🤖 AI Summary
Interpretability of neural network internal activations has long been constrained by hand-crafted assumptions and scalability limitations of surrogate models.
Method: We propose the first end-to-end trainable interpretability assistant that frames interpretability as a prediction task: a sparse concept encoder—acting as a communication bottleneck—maps internal activations to data-driven, natural-language concepts, while an autoregressive decoder directly predicts model behavior. Our approach employs a two-stage paradigm—self-supervised pretraining followed by instruction fine-tuning—and introduces an automatic evaluation metric (auto-interp score) to optimize bottleneck quality.

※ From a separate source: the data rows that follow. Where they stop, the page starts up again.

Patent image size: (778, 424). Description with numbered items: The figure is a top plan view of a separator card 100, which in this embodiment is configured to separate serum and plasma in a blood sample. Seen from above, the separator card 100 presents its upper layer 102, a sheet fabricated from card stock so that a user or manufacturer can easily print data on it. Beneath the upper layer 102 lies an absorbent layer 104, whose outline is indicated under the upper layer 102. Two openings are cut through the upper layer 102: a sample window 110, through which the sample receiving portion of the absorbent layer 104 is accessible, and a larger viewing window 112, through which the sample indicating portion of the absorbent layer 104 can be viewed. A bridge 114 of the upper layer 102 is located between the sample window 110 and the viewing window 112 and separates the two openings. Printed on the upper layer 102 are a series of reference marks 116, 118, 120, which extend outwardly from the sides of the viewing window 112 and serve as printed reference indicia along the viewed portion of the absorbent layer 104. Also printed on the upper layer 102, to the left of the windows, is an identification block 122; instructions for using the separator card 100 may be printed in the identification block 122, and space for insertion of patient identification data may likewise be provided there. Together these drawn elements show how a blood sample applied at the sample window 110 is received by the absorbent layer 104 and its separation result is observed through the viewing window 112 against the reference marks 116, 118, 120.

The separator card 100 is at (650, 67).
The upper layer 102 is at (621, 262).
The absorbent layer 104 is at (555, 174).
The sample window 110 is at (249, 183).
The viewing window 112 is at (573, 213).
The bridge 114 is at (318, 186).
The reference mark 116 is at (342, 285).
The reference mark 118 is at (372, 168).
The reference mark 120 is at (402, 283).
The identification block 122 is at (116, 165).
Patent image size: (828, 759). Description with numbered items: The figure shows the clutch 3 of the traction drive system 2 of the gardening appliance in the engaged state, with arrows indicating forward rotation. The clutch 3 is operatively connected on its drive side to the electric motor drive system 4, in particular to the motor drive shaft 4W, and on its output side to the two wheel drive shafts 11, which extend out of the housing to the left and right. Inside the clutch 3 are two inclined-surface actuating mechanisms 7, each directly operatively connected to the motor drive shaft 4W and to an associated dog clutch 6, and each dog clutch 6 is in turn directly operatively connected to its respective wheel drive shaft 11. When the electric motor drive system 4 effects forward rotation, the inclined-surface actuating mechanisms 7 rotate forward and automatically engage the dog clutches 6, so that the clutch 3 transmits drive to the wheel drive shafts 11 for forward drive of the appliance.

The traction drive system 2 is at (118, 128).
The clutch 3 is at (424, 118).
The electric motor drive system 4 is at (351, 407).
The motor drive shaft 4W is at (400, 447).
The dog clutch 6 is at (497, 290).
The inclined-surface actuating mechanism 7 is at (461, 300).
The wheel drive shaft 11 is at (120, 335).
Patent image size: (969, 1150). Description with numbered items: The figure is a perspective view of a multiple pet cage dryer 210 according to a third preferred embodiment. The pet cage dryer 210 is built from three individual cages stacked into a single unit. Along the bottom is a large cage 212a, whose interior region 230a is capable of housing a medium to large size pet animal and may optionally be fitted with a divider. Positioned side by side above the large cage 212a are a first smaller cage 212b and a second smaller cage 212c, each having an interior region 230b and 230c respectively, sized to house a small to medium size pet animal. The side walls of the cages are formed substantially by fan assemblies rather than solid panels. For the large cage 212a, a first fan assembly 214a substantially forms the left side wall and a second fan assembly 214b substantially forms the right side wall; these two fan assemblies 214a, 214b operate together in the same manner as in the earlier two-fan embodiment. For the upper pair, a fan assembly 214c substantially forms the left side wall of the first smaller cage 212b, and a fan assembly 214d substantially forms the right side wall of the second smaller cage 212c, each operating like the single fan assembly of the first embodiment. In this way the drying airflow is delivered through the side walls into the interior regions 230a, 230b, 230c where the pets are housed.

Results: Experiments demonstrate significant improvements over baselines across diverse tasks—including jailbreak detection, implicit prompt identification, latent concept injection, and user attribute inference. The learned concept representations exhibit strong cross-task generalization, and both bottleneck quality and downstream performance scale consistently with data volume.
📝 Abstract
Interpreting the internal activations of neural networks can produce more faithful explanations of their behavior, but is difficult due to the complex structure of activation space. Existing approaches to scalable interpretability use hand-designed agents that make and test hypotheses about how internal activations relate to external behavior. We propose to instead turn this task into an end-to-end training objective, by training interpretability assistants to accurately predict model behavior from activations through a communication bottleneck. Specifically, an encoder compresses activations to a sparse list of concepts, and a decoder reads this list and answers a natural language question about the model. We show how to pretrain this assistant on large unstructured data, then finetune it to answer questions. The resulting architecture, which we call a Predictive Concept Decoder, enjoys favorable scaling properties: the auto-interp score of the bottleneck concepts improves with data, as does the performance on downstream applications. Specifically, PCDs can detect jailbreaks, secret hints, and implanted latent concepts, and are able to accurately surface latent user attributes.